De la préparation des affaires aux parcages, eux sont rodés en effet. Une fois seulement, il y a eu l’oubli d’une poussette : Charlotte a passé le match (en dormant) dans le cosy de la voiture. « Je fonctionne maintenant avec une liste de tout ce qu’il faut penser à amener. Et je coche quand c’est dans le sac. A chaque membre de la famille sa colonne, sourit Anaïs. C’est un peu comme si on partait en vacances tous les 15 jours. Le plus important pour les enfants, c’est le doudou et la tétine. Après, c’est être sûr qu’ils aient ce qu’il faut pour manger et dormir. La nourriture, les couches… » Par chance, les enfants grandissent : fini les biberons, place aux sandwichs « Rentrer avec de l’eau bouillante pour faire les biberons pendant le match ce n’était pas toujours facile en termes de sécurité », glisse le papa. Reste encore un peu à gérer le problème du changement de couches, dans des toilettes pas toujours équipées pour.

Des poussettes et de la sécurité

Pour cette deuxième saison en Ligue 1, les stadiers les reconnaissent parfois, ce qui peut faciliter les choses. Mais pas toujours : « Sans le Racing, une fois sur deux on ne rentrerait pas.
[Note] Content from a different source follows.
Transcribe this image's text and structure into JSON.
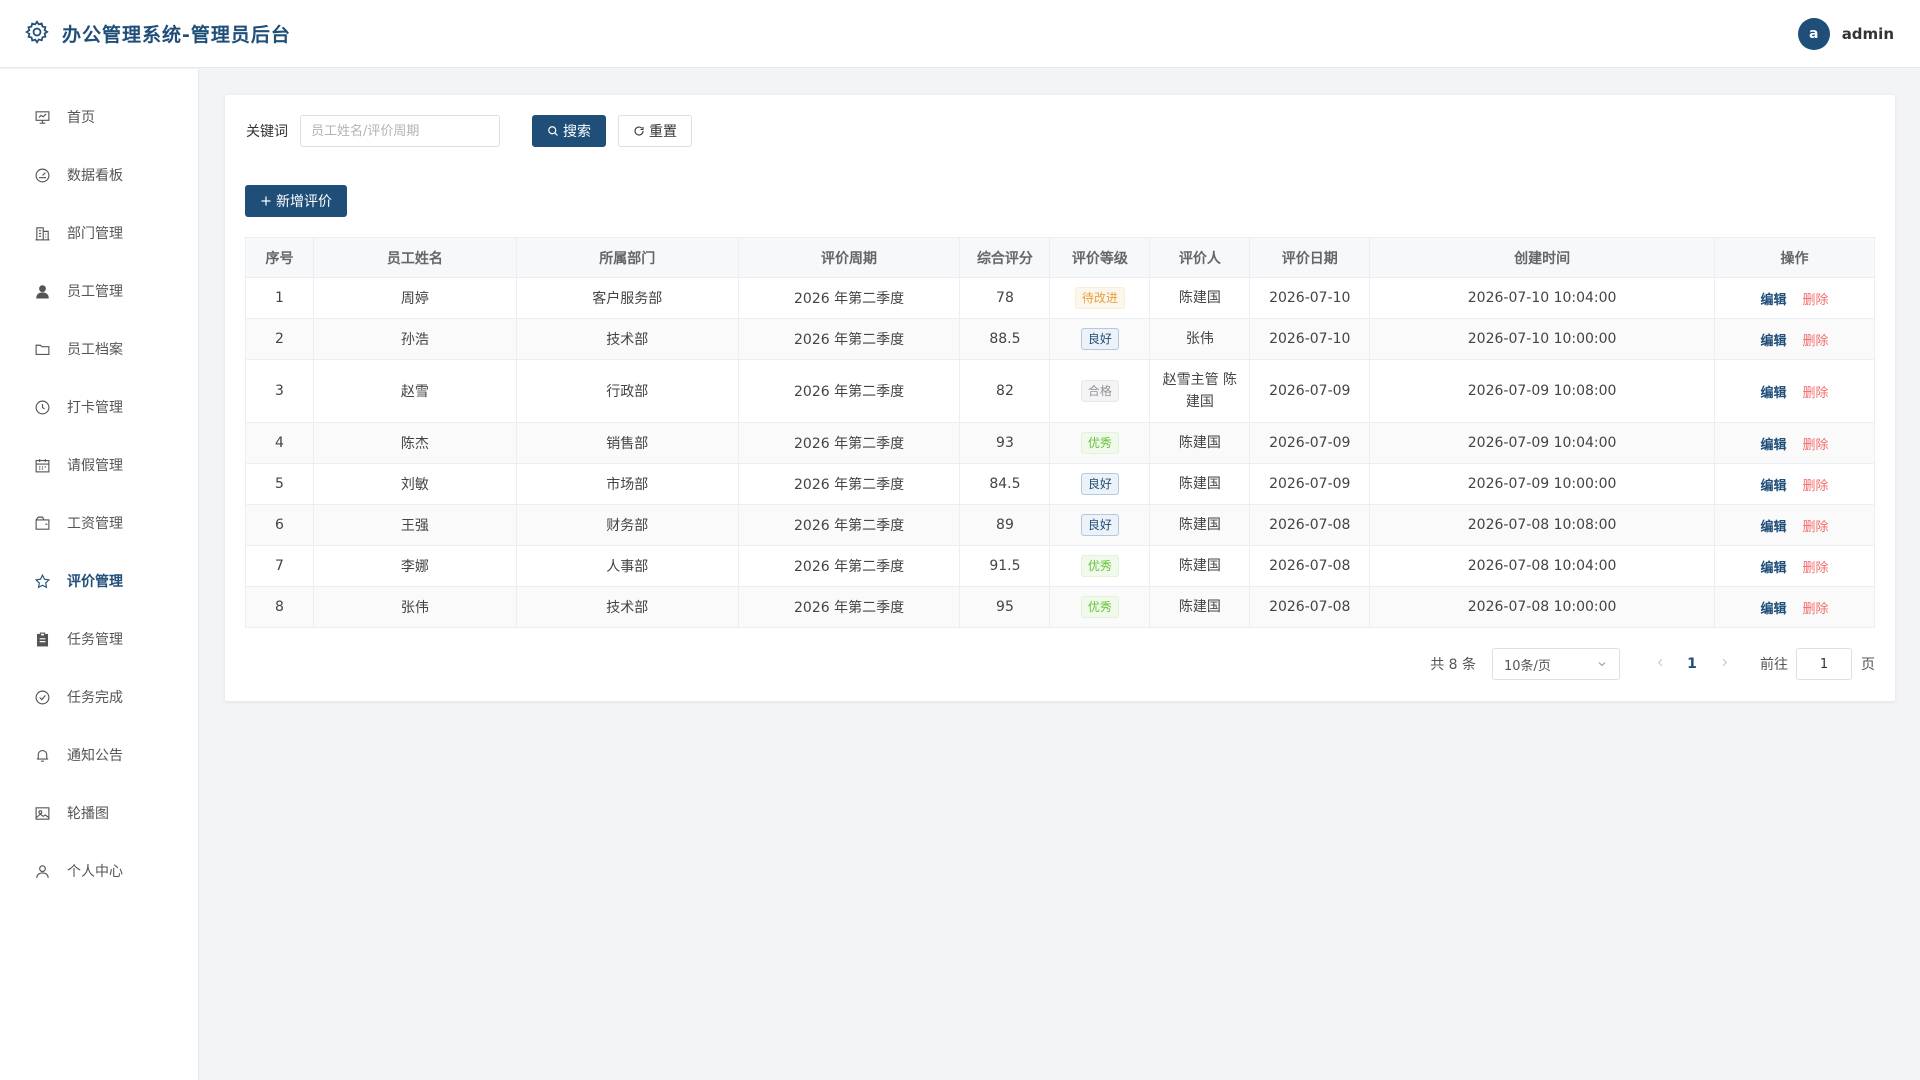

Encore à Monaco, on a été extrêmement mal accueilli dans ce stade vide. Parce que les poussettes sont interdites, soi-disant, selon des règlements et des lois qu’on n’a jamais le droit de voir. On a affaire à des petits chefs, qui sont dans leurs schémas, incapables d’en sortir, déplore Grégory. C’est vrai que le public du Racing en déplacement est sûrement différent de ce qu’il se fait ailleurs. Quand on nous voit arriver la première fois, forcément, il y a un point de blocage. Parce que ce serait effectivement complètement incongru d’être avec deux poussettes dans des parcages d’autres clubs. Là il y a un décalage culturel, avec les habitudes de la sécurité qui créent souvent des problèmes. »

Si les stadiers se souviennent parfois de la famille, Robin, lui, commence à reconnaître les différents endroits qu’il visite quand il n’est pas à l’école. « J’informe la maîtresse des absences. Il est à la maternelle, donc ça passe mieux. Ce sera peut-être plus compliqué en grandissant », note la maman, qui joue la transparence. Son mari complète : « On ne raconte pas autre chose tous les 15 jours à la maîtresse. Elle sait que c’est une passion familiale. On a toujours une démarche honnête par rapport à ça, on part du principe que le Racing c’est la priorité, les gens l’acceptent ou pas, mais ce n’est pas un point de négociation. Et puis, je pars du principe qu’il apprend bien plus de choses en traversant le pays dans tous les sens avec nous qu’en étant enfermé dans sa classe de maternelle ».

« Il croit que c’est une vie normale ! »

Le garçon ne s’en plaint jamais. « Il croit que c’est une vie normale ! Il a été élevé comme ça. Je me demande de fois comment il réagira quand il comprendra qu’on est les seuls à faire ça, se marre son père. Ça ne nous stresse pas, ça me fait plus rire d’imaginer quand il sera ado, quand il voudra avoir sa propre vie sociale ». Les anniversaires des copains, les matchs de foot au club du village… Un peu de matière pour un prochain livre ?

« Dans ma tête, je m’étais toujours dit que le prochain bouquin sera sur la coupe d’Europe, mais je n’avais pas imaginé que ça arriverait potentiellement si vite ». C’est sûr que les déplacements ne seraient pas tout à fait les mêmes.